Since 2022, Aiko's construction projects have begun to rise sharply, from 642 million yuan in 2021 to 1.802 billion yuan, and by the end of the third quarter, it has increased again to 4.072 billion yuan.

Labor pains inevitably arise during the transformation process. On the one hand, its ABC cells and modules have not yet become a climate, on the other hand, the industry competition is intensifying, and when major photovoltaic manufacturers are accelerating the integrated layout to achieve cost control and quality control, Aiko shares, which only produce modules and cells, are facing a lot of pressure.

Judging by the latest earnings report, this concern is becoming a reality. In the first three quarters of this year, Aiko's revenue growth rate was -12.43%, and the attributable net profit growth rate was 35.77%, which has slowed down significantly. Especially in the third quarter, revenue and attributable net profit both fell sharply. Specifically, its revenue growth rate was -35.3%, and the attributable net profit growth rate was 27.14%.

The performance pressure has also affected the trend of Aiko shares in the secondary market, Oriental Wealth data shows that as of the close of December 27, the company's share price has fallen by 41.10% since the beginning of this year.

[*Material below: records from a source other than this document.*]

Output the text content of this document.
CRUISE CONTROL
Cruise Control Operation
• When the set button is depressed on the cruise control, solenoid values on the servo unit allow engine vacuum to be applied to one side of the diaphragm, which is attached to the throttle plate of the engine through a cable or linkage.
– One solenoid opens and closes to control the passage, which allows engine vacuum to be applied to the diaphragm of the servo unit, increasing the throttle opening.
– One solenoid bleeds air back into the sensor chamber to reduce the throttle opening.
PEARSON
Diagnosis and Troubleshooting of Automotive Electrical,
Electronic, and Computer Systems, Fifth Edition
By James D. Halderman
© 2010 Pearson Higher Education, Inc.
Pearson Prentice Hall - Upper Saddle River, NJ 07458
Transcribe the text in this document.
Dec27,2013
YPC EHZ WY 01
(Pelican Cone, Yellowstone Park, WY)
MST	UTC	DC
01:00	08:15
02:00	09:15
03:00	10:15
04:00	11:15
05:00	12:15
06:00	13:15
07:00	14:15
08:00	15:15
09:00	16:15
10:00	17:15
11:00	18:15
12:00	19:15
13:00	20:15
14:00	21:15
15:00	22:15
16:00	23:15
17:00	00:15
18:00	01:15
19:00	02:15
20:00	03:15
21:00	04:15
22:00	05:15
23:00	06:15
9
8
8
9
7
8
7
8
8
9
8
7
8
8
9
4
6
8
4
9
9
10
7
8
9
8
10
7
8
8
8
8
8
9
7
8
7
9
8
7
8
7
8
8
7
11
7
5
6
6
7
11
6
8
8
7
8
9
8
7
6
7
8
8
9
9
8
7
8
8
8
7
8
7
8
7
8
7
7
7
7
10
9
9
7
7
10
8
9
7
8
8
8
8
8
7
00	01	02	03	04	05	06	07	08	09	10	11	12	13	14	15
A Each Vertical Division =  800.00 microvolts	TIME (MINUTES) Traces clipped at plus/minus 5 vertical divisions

In addition, in the context of intensified competition in the industry, it is difficult for Aiko shares to stand alone, and the risk of high debt cannot be ignored. Judging from the data of the third quarterly report, the total liabilities of Aiko shares are currently 23.16 billion, and the asset-liability ratio is 69.8%, which is higher than that of LONGi Green Energy, which is also a BC technology route.

Although Aiko shares are in a hurry to lay out the BC technology route, this means that the company's capital needs are not small. However, under the pressure of performance and the fact that its own family background is not strong, Aiko shares rely on external financing, and since its listing in 2019 for four years, Aiko shares have planned 4 private placements and completed 2 times.

In the case of intensified competition in the industry, whether Aiko shares can survive until the arrival of the BC battery era still needs to be verified by the market.